I too was glad to see the latest medical-marijuana report. Here in D.C., we have a strange plethora of policies on this matter: the current, official policy, which is that it is illegal; and whatever policy we all voted in by referendum last year, which is a secret, because Congress voted to suppress the results and so far litigation has failed to uncover the tally or put it into effect. I actually voted against it, because its language offered little clue to how the use was to be regulated or administered, and public activists I’ve trusted in the past saw it as dangerous. (A really interesting fact about the murder rate in D.C., which is declining much more slowly than in other places, is that according to the Post it has more to do with the marijuana trade than with any form of cocaine.)

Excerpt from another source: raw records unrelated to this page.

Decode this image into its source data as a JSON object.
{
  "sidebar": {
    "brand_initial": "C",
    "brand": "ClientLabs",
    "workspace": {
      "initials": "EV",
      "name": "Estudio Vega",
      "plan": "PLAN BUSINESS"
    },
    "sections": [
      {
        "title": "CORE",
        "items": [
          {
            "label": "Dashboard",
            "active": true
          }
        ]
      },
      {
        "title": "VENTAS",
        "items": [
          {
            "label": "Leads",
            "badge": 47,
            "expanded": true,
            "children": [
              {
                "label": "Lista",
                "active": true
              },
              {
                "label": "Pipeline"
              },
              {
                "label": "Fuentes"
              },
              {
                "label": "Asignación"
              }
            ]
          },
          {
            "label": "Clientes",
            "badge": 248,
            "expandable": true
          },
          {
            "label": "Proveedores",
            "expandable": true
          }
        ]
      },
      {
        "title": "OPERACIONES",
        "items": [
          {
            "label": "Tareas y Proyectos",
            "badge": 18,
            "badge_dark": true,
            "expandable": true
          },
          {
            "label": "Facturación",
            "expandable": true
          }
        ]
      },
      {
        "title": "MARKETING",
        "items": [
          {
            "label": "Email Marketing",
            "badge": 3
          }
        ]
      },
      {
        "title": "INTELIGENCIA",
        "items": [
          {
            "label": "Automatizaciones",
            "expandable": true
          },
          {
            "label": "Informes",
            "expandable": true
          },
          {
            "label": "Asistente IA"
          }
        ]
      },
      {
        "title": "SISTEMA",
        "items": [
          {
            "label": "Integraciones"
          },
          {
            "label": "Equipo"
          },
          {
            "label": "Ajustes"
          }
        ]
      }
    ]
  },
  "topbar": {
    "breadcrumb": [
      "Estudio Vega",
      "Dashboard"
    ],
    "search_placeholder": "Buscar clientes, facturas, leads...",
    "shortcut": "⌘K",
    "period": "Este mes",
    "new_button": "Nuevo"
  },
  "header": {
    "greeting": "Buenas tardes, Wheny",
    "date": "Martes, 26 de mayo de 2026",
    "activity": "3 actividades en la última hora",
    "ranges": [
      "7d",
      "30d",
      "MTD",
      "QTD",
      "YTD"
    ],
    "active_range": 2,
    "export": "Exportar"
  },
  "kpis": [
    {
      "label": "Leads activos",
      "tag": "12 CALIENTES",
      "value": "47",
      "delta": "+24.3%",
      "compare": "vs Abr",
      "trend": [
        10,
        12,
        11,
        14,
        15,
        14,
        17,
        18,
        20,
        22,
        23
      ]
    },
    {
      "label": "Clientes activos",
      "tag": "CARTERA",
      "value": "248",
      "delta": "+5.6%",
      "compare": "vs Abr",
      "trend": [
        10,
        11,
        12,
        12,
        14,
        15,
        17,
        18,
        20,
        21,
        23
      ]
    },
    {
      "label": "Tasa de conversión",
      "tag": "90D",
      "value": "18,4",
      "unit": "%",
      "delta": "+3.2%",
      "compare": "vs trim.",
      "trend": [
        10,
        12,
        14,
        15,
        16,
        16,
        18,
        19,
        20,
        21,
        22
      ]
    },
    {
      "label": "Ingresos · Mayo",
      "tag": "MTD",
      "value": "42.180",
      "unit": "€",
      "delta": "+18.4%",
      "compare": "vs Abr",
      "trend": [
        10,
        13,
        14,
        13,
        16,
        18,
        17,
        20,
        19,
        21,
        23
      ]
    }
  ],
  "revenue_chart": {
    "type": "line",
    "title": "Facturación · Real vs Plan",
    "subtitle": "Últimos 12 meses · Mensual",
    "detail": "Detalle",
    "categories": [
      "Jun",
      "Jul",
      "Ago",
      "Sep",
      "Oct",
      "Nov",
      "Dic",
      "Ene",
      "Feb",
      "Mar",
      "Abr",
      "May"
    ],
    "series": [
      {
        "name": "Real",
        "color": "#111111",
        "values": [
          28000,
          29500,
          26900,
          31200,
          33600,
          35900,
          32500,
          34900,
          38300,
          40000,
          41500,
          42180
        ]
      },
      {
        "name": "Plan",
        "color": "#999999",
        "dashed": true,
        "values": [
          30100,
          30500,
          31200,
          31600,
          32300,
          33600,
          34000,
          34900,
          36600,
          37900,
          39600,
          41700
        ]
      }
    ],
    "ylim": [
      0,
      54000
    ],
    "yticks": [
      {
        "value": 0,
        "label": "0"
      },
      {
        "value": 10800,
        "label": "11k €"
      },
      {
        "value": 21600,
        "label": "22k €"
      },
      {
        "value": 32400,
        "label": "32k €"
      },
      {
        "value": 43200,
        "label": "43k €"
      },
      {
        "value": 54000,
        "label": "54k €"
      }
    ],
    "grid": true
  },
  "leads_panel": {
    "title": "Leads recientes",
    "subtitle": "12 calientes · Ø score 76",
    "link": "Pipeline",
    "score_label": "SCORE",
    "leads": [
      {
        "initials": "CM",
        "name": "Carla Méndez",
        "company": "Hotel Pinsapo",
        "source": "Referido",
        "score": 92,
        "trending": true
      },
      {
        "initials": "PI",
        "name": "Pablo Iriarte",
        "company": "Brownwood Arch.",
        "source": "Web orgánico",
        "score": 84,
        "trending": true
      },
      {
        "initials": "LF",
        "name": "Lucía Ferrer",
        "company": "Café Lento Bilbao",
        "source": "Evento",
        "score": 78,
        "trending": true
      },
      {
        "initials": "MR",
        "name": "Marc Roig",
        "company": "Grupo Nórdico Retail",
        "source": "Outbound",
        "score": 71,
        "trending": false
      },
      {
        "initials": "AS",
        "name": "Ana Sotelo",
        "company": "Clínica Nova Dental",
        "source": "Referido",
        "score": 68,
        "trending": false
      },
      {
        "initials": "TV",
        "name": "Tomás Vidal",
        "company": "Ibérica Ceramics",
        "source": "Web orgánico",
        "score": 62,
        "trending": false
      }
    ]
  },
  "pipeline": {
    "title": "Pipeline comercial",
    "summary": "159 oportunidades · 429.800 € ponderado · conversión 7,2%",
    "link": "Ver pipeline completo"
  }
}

But I’ve also watched a family member die from a wasting cancer, the kind that had him counting as an achievement each unappetizing bite of food he swallowed and kept down. Marijuana didn’t really work for him, as I remember it, but then it wasn’t really available to him in any form he could manage well. So I’m all for it, along well-regulated lines. I wished this morning’s stories could have told us more about the economics: what the likelihood is that one of those big-hearted drug companies will soon find it worthwhile to develop an inhaler or patch delivery system.

It does raise the blood pressure, doesn’t it, to hear from the really single-minded opponents, who can’t even brook the idea of its being used in the limited, highly controlled way you describe? One such woman is quoted in the Times, along the lines that if children hear that marijuana is good for anything at all, why, there goes all hope of keeping their little mitts off the stuff. “Zero tolerance” is just the right name for such a cramped view of the human capacity to make distinctions.